As gaming continues to grow in importance and public visibility, many who enjoy to play have to continuously fight the image of being immature, anti-social misfits. How is this helped by the fact that this year’s edition of gaming’s most visible award ceremony — broadcast on macho-centric cable channel Spike on Saturday, December 10 — featured a man in army fatigues threatening to squat over recipients who spoke for too long?

Not that the awards were the main focus of the ceremony, anyway. It seemed as though the vast majority of the “honors” handed out as part of the ceremony were a complete afterthought. No, the real point of the VGAs was made plain by their true focus: Shameless marketing.

Minute after minute was devoted to games being announced, new trailers being revealed, appearances by creators plugging their next project and so on. Really, it’s not a bad idea to use a grand stage to promote upcoming projects. But when your show is, superficially, supposed to be honoring the best work of the past year, it doesn’t leave a good taste to have almost all your focus on the next big things.

The end result was a production which showed little but disrespect for those it was seemingly meant to celebrate. Whole categories were omitted from the broadcast, leaving nominees in the audience utterly confused as to why they even attended. Mark Hamill — fresh off his apparent farewell performance as the Joker in “Batman: Arkham City” — was completely unaware that his award for Best Voice-Acting (Male) had even been announced.

“Don’t mind losing but I’d like to know when it happens,” Hamill, who had been stuck in the bleacher seats, said on Twitter.

All of this, and we haven’t even gotten to talking about the production’s ridiculous celebrity cameos (Charlie Sheen, everyone?) and terrible comedy writing, none of which raised its standing in the eyes of the world one iota.

Gaming deserves — needs — better. Here are a few quick suggestions to Spike’s producers for next year:

1. More Awards Presented On Air. This one seems obvious, given the word “award” is so prominent in the title, and words like “commercials” and “lame comedy” are nowhere to be seen. If you don’t take the trophies you’re handing out seriously, why should anyone else?

2. A Better Voting System to Determine Recipients. As of right now, the majority of the VGAs are determined by an “Advisory Counsel” of 25 gaming journalists. No actual gaming professionals are involved in choosing winners. This stands in contrast to, oh, every other award ceremony in existence — Oscars, Emmys, Grammys, Tonys — whose voters are made up of people who actually work in the industry being honored. Why don’t game designers get the same consideration?

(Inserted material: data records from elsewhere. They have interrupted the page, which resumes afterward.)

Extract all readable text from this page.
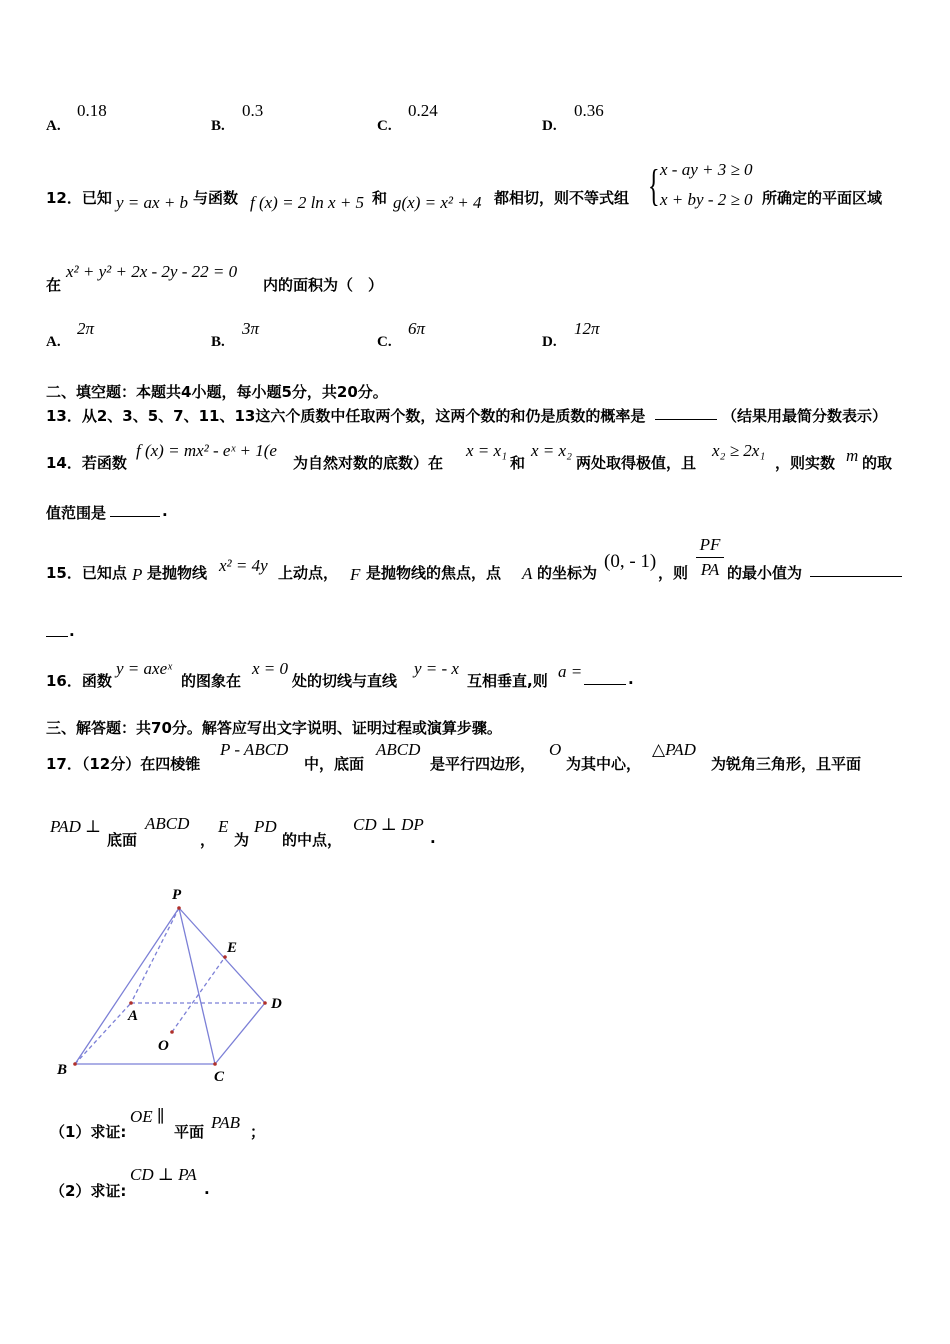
A.
0.18
B.
0.3
C.
0.24
D.
0.36
12．已知 y = ax + b 与函数 f (x) = 2 ln x + 5 和 g(x) = x² + 4 都相切，则不等式组 { x - ay + 3 ≥ 0
x + by - 2 ≥ 0 所确定的平面区域
在
x² + y² + 2x - 2y - 22 = 0
内的面积为（　）
A.
2π
B.
3π
C.
6π
D.
12π
二、填空题：本题共4小题，每小题5分，共20分。
13．从2、3、5、7、11、13这六个质数中任取两个数，这两个数的和仍是质数的概率是	（结果用最简分数表示）
14．若函数
f (x) = mx² - eˣ + 1(e
为自然对数的底数）在
x = x₁
和
x = x₂
两处取得极值，且
x₂ ≥ 2x₁
，则实数 m 的取
值范围是	.
15．已知点 P 是抛物线 x² = 4y 上动点， F 是抛物线的焦点，点 A 的坐标为
(0, - 1)
，则
PF
PA 的最小值为
.
16．函数
y = axeˣ
的图象在
x = 0
处的切线与直线
y = - x
互相垂直,则 a =	.
三、解答题：共70分。解答应写出文字说明、证明过程或演算步骤。
17．（12分）在四棱锥
P - ABCD
中，底面
ABCD
是平行四边形，
O
为其中心，
△PAD
为锐角三角形，且平面
PAD ⊥
底面
ABCD
，
E
为
PD
的中点，
CD ⊥ DP
.
P
E
A
D
O
B	C
（1）求证:
OE ∥
平面 PAB ；
（2）求证:
CD ⊥ PA
.
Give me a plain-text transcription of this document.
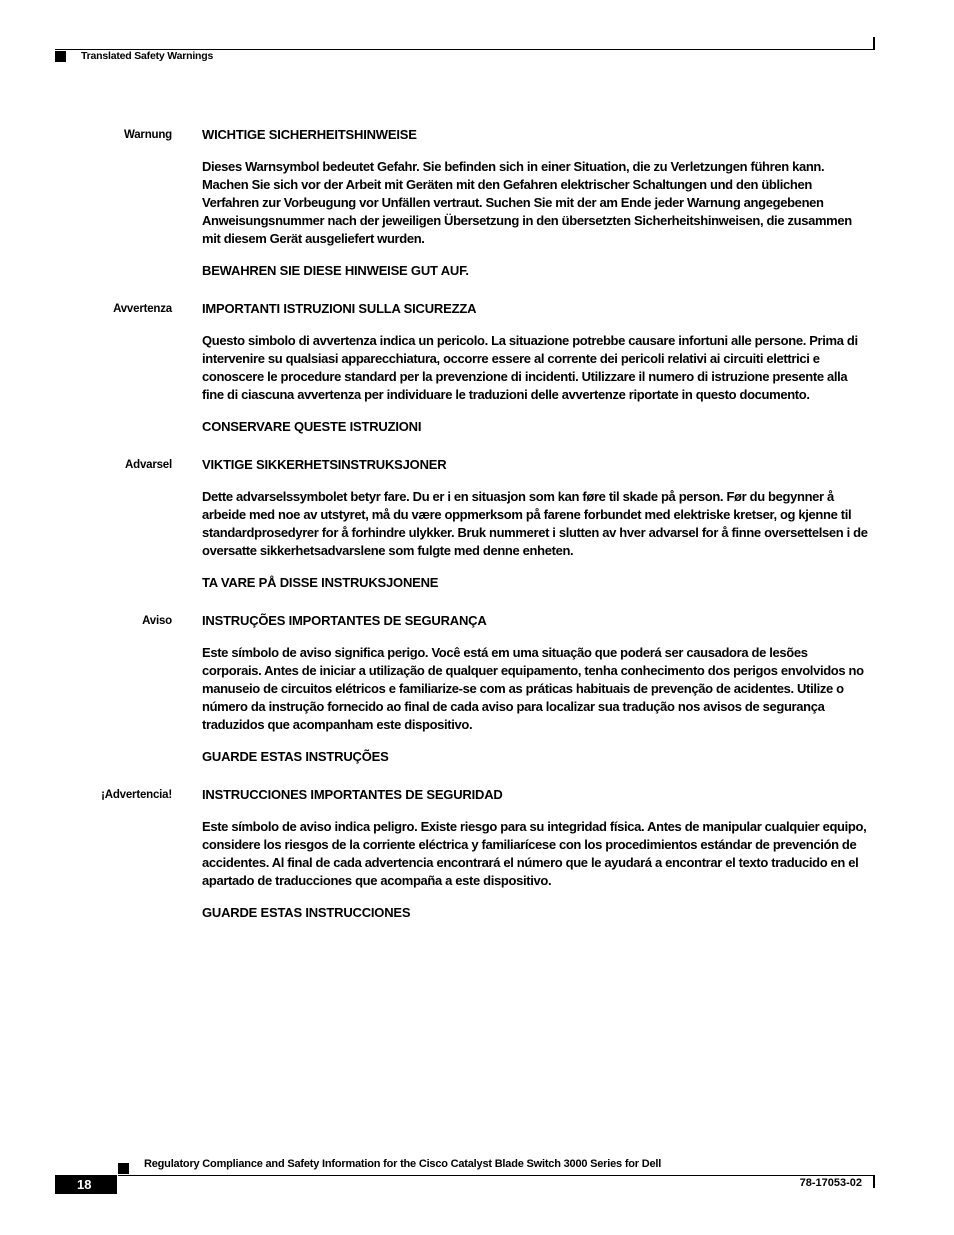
Translated Safety Warnings
Warnung WICHTIGE SICHERHEITSHINWEISE

Dieses Warnsymbol bedeutet Gefahr. Sie befinden sich in einer Situation, die zu Verletzungen führen kann. Machen Sie sich vor der Arbeit mit Geräten mit den Gefahren elektrischer Schaltungen und den üblichen Verfahren zur Vorbeugung vor Unfällen vertraut. Suchen Sie mit der am Ende jeder Warnung angegebenen Anweisungsnummer nach der jeweiligen Übersetzung in den übersetzten Sicherheitshinweisen, die zusammen mit diesem Gerät ausgeliefert wurden.

BEWAHREN SIE DIESE HINWEISE GUT AUF.

Avvertenza IMPORTANTI ISTRUZIONI SULLA SICUREZZA

Questo simbolo di avvertenza indica un pericolo. La situazione potrebbe causare infortuni alle persone. Prima di intervenire su qualsiasi apparecchiatura, occorre essere al corrente dei pericoli relativi ai circuiti elettrici e conoscere le procedure standard per la prevenzione di incidenti. Utilizzare il numero di istruzione presente alla fine di ciascuna avvertenza per individuare le traduzioni delle avvertenze riportate in questo documento.

CONSERVARE QUESTE ISTRUZIONI

Advarsel VIKTIGE SIKKERHETSINSTRUKSJONER

Dette advarselssymbolet betyr fare. Du er i en situasjon som kan føre til skade på person. Før du begynner å arbeide med noe av utstyret, må du være oppmerksom på farene forbundet med elektriske kretser, og kjenne til standardprosedyrer for å forhindre ulykker. Bruk nummeret i slutten av hver advarsel for å finne oversettelsen i de oversatte sikkerhetsadvarslene som fulgte med denne enheten.

TA VARE PÅ DISSE INSTRUKSJONENE

Aviso INSTRUÇÕES IMPORTANTES DE SEGURANÇA

Este símbolo de aviso significa perigo. Você está em uma situação que poderá ser causadora de lesões corporais. Antes de iniciar a utilização de qualquer equipamento, tenha conhecimento dos perigos envolvidos no manuseio de circuitos elétricos e familiarize-se com as práticas habituais de prevenção de acidentes. Utilize o número da instrução fornecido ao final de cada aviso para localizar sua tradução nos avisos de segurança traduzidos que acompanham este dispositivo.

GUARDE ESTAS INSTRUÇÕES

¡Advertencia! INSTRUCCIONES IMPORTANTES DE SEGURIDAD

Este símbolo de aviso indica peligro. Existe riesgo para su integridad física. Antes de manipular cualquier equipo, considere los riesgos de la corriente eléctrica y familiarícese con los procedimientos estándar de prevención de accidentes. Al final de cada advertencia encontrará el número que le ayudará a encontrar el texto traducido en el apartado de traducciones que acompaña a este dispositivo.

GUARDE ESTAS INSTRUCCIONES

Regulatory Compliance and Safety Information for the Cisco Catalyst Blade Switch 3000 Series for Dell
18	78-17053-02
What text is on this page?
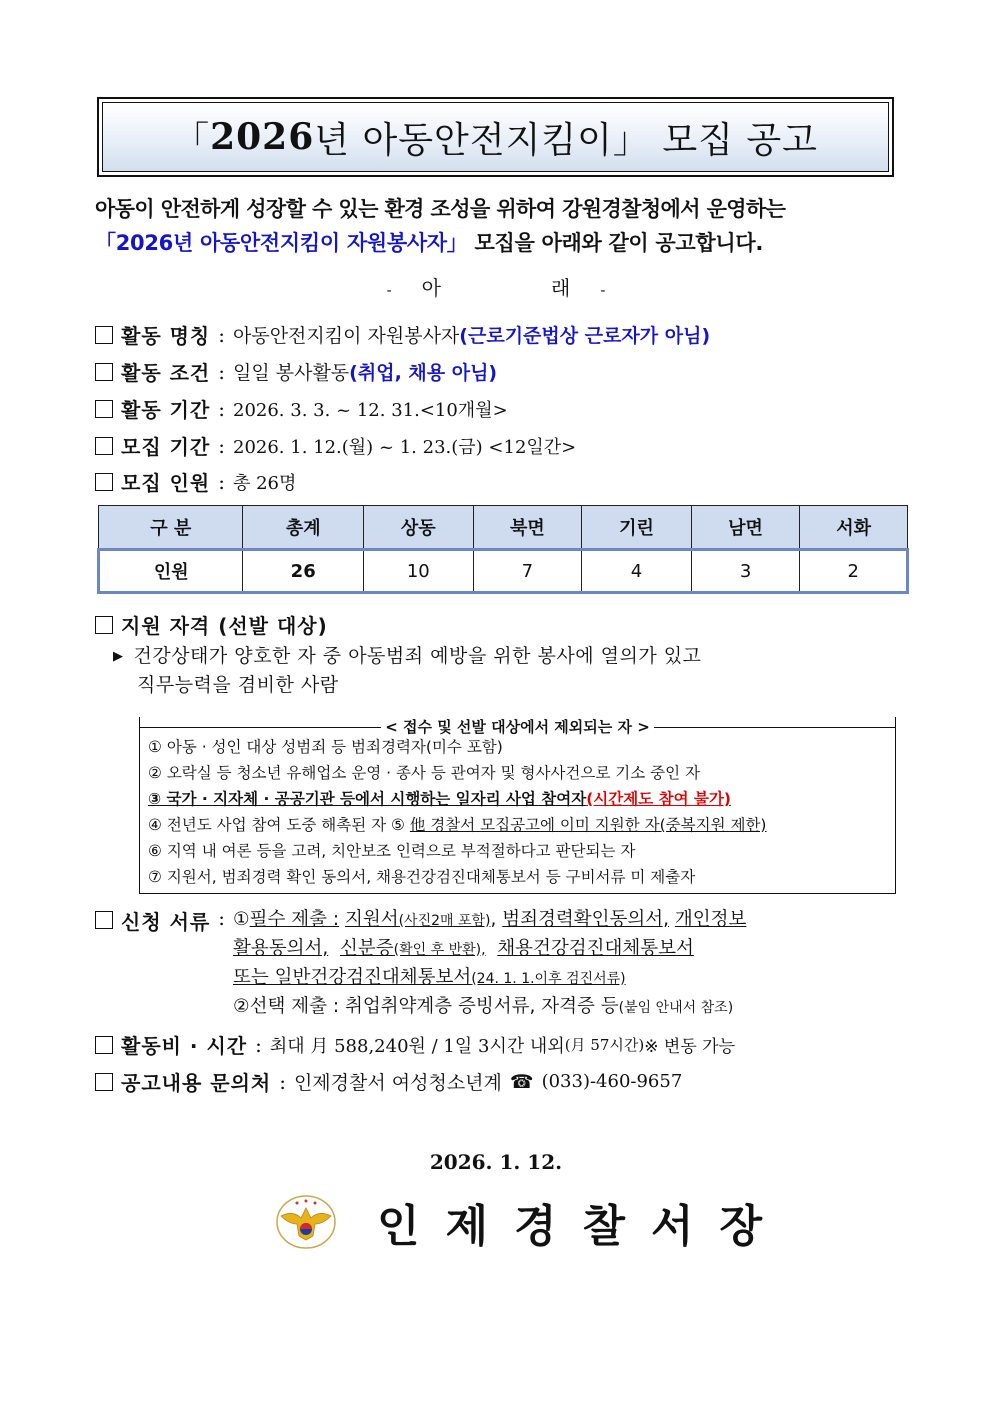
「 2026 년 아동안전지킴이」 모집 공고
아동이 안전하게 성장할 수 있는 환경 조성을 위하여 강원경찰청에서 운영하는
「2026년 아동안전지킴이 자원봉사자」 모집을 아래와 같이 공고합니다.
- 아	래 -
활동 명칭 : 아동안전지킴이 자원봉사자 (근로기준법상 근로자가 아님)
활동 조건 : 일일 봉사활동 (취업, 채용 아님)
활동 기간 : 2026. 3. 3. ~ 12. 31.<10개월>
모집 기간 : 2026. 1. 12.(월) ~ 1. 23.(금) <12일간>
모집 인원 : 총 26명
구 분	총계	상동	북면	기린	남면	서화
인원	26	10	7	4	3	2
지원 자격 (선발 대상)
▶ 건강상태가 양호한 자 중 아동범죄 예방을 위한 봉사에 열의가 있고
직무능력을 겸비한 사람
< 접수 및 선발 대상에서 제외되는 자 >
① 아동 · 성인 대상 성범죄 등 범죄경력자(미수 포함)
② 오락실 등 청소년 유해업소 운영 · 종사 등 관여자 및 형사사건으로 기소 중인 자
③ 국가 · 지자체 · 공공기관 등에서 시행하는 일자리 사업 참여자(시간제도 참여 불가)
④ 전년도 사업 참여 도중 해촉된 자 ⑤ 他 경찰서 모집공고에 이미 지원한 자(중복지원 제한)
⑥ 지역 내 여론 등을 고려, 치안보조 인력으로 부적절하다고 판단되는 자
⑦ 지원서, 범죄경력 확인 동의서, 채용건강검진대체통보서 등 구비서류 미 제출자
신청 서류 : ①필수 제출 : 지원서(사진2매 포함), 범죄경력확인동의서, 개인정보
활용동의서, 신분증(확인 후 반환), 채용건강검진대체통보서
또는 일반건강검진대체통보서(24. 1. 1.이후 검진서류)
②선택 제출 : 취업취약계층 증빙서류, 자격증 등(붙임 안내서 참조)
활동비 · 시간 : 최대 月 588,240원 / 1일 3시간 내외 (月 57시간) ※ 변동 가능
공고내용 문의처 : 인제경찰서 여성청소년계 ☎ (033)-460-9657
2026. 1. 12.
인제경찰서장
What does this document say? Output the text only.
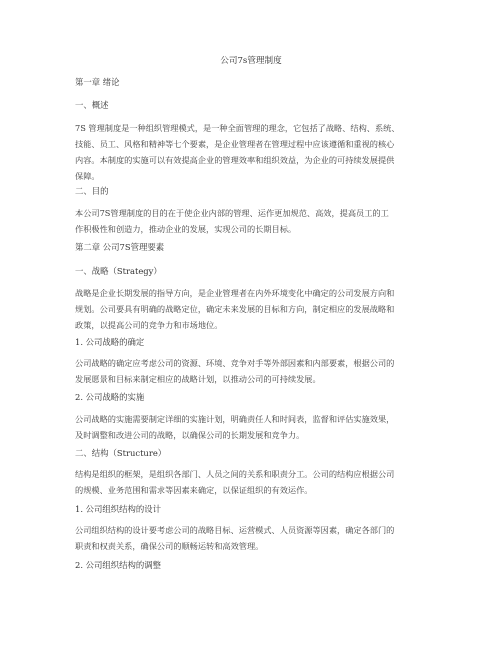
公司7s管理制度
第一章 绪论
一、概述
7S 管理制度是一种组织管理模式，是一种全面管理的理念，它包括了战略、结构、系统、
技能、员工、风格和精神等七个要素，是企业管理者在管理过程中应该遵循和重视的核心
内容。本制度的实施可以有效提高企业的管理效率和组织效益，为企业的可持续发展提供
保障。
二、目的
本公司7S管理制度的目的在于使企业内部的管理、运作更加规范、高效，提高员工的工
作积极性和创造力，推动企业的发展，实现公司的长期目标。
第二章 公司7S管理要素
一、战略（Strategy）
战略是企业长期发展的指导方向，是企业管理者在内外环境变化中确定的公司发展方向和
规划。公司要具有明确的战略定位，确定未来发展的目标和方向，制定相应的发展战略和
政策，以提高公司的竞争力和市场地位。
1. 公司战略的确定
公司战略的确定应考虑公司的资源、环境、竞争对手等外部因素和内部要素，根据公司的
发展愿景和目标来制定相应的战略计划，以推动公司的可持续发展。
2. 公司战略的实施
公司战略的实施需要制定详细的实施计划，明确责任人和时间表，监督和评估实施效果，
及时调整和改进公司的战略，以确保公司的长期发展和竞争力。
二、结构（Structure）
结构是组织的框架，是组织各部门、人员之间的关系和职责分工。公司的结构应根据公司
的规模、业务范围和需求等因素来确定，以保证组织的有效运作。
1. 公司组织结构的设计
公司组织结构的设计要考虑公司的战略目标、运营模式、人员资源等因素，确定各部门的
职责和权责关系，确保公司的顺畅运转和高效管理。
2. 公司组织结构的调整
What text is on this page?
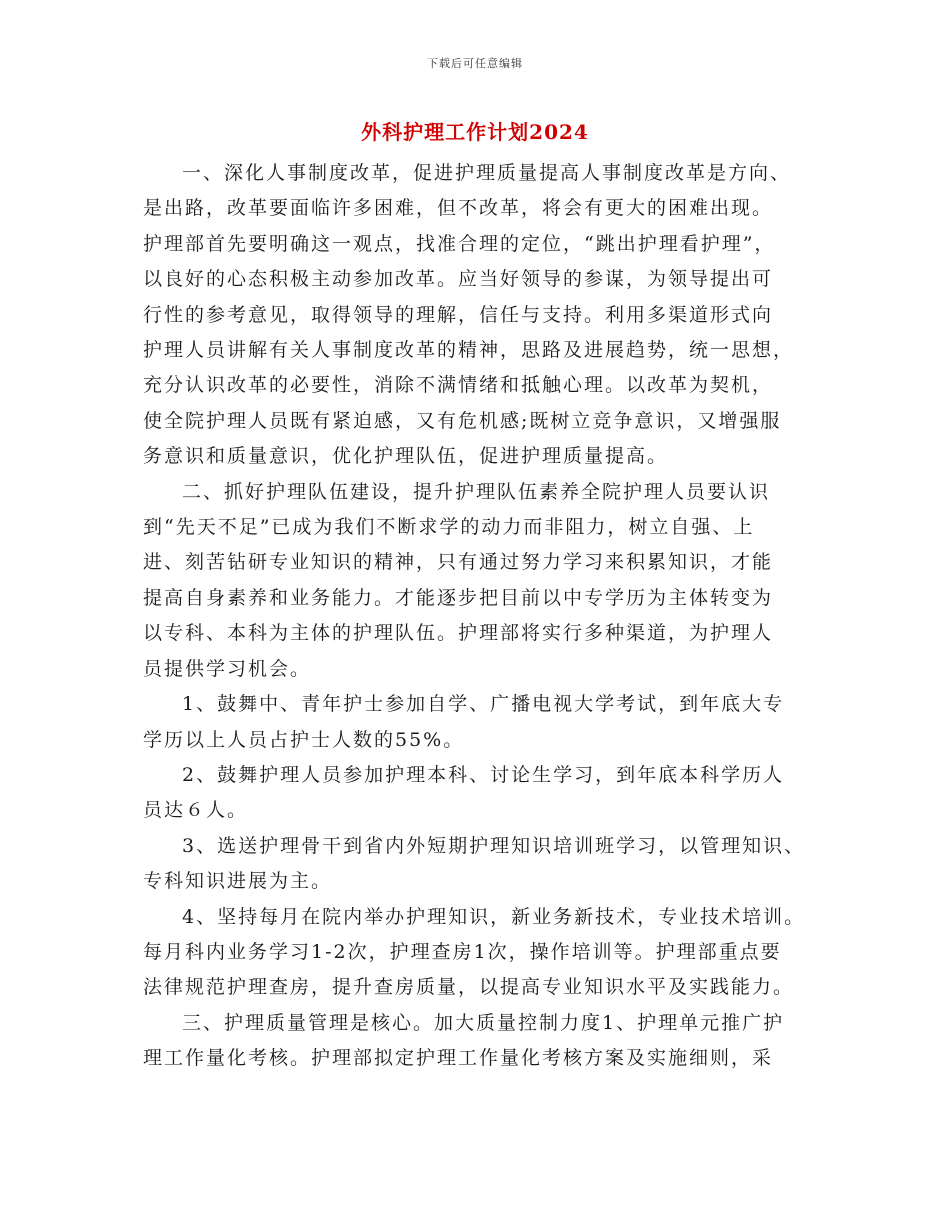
下载后可任意编辑
外科护理工作计划2024
一、深化人事制度改革，促进护理质量提高人事制度改革是方向、
是出路，改革要面临许多困难，但不改革，将会有更大的困难出现。
护理部首先要明确这一观点，找准合理的定位，“跳出护理看护理”，
以良好的心态积极主动参加改革。应当好领导的参谋，为领导提出可
行性的参考意见，取得领导的理解，信任与支持。利用多渠道形式向
护理人员讲解有关人事制度改革的精神，思路及进展趋势，统一思想，
充分认识改革的必要性，消除不满情绪和抵触心理。以改革为契机，
使全院护理人员既有紧迫感，又有危机感;既树立竞争意识，又增强服
务意识和质量意识，优化护理队伍，促进护理质量提高。
二、抓好护理队伍建设，提升护理队伍素养全院护理人员要认识
到“先天不足”已成为我们不断求学的动力而非阻力，树立自强、上
进、刻苦钻研专业知识的精神，只有通过努力学习来积累知识，才能
提高自身素养和业务能力。才能逐步把目前以中专学历为主体转变为
以专科、本科为主体的护理队伍。护理部将实行多种渠道，为护理人
员提供学习机会。
1、鼓舞中、青年护士参加自学、广播电视大学考试，到年底大专
学历以上人员占护士人数的55%。
2、鼓舞护理人员参加护理本科、讨论生学习，到年底本科学历人
员达６人。
3、选送护理骨干到省内外短期护理知识培训班学习，以管理知识、
专科知识进展为主。
4、坚持每月在院内举办护理知识，新业务新技术，专业技术培训。
每月科内业务学习1-2次，护理查房1次，操作培训等。护理部重点要
法律规范护理查房，提升查房质量，以提高专业知识水平及实践能力。
三、护理质量管理是核心。加大质量控制力度1、护理单元推广护
理工作量化考核。护理部拟定护理工作量化考核方案及实施细则，采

3. Seriously Limit the Number of Trailers/Commercials/Announcements. The gaming industry already has many, many platforms to get the word out on the latest and greatest. No one would mind a few plugs for upcoming titles (especially highly anticipated ones), but devoting countless minutes to plugging games that won’t see the light of day for months or years to come just feels shameless on a production that is superficially meant to honor the best of the year that has passed. Stop trying to make the VGAs feel like little more than an extended press conference.

4. Fire the Writers. Or, at the very least, get their heads out of the gutter. The show’s purile sense of humor only reinforces the public’s perception that gamers are immature, slack-jawed delinquents, and once again undercuts any notion that we are to take any of the evening’s events seriously. Even if Mark Hamill had won the award he was nominated for, how was he supposed to feel honored by being gifted it at a show as juvenile as this?

5. Gaming Can Be Awesome. Celebrate That. Say what you will about the Oscars, but the ceremony at least feels like a genuine tribute to the wonder of the cinema. The show tries to get across to its audience the majesty of what can be accomplished on the silver screen. I firmly believe gaming can summon up the same level of emotions from its players. What about the VGAs even remotely hints at that fact? What I find most offensive about this pointless, immature production is how the true greatness that can be found in games is an utter afterthought, leading one to question if those behind the ceremony have ever played at all.

Gaming has grown into an important part of the pop culture landscape. It’s time for the awards which “honor” it to grow up, too.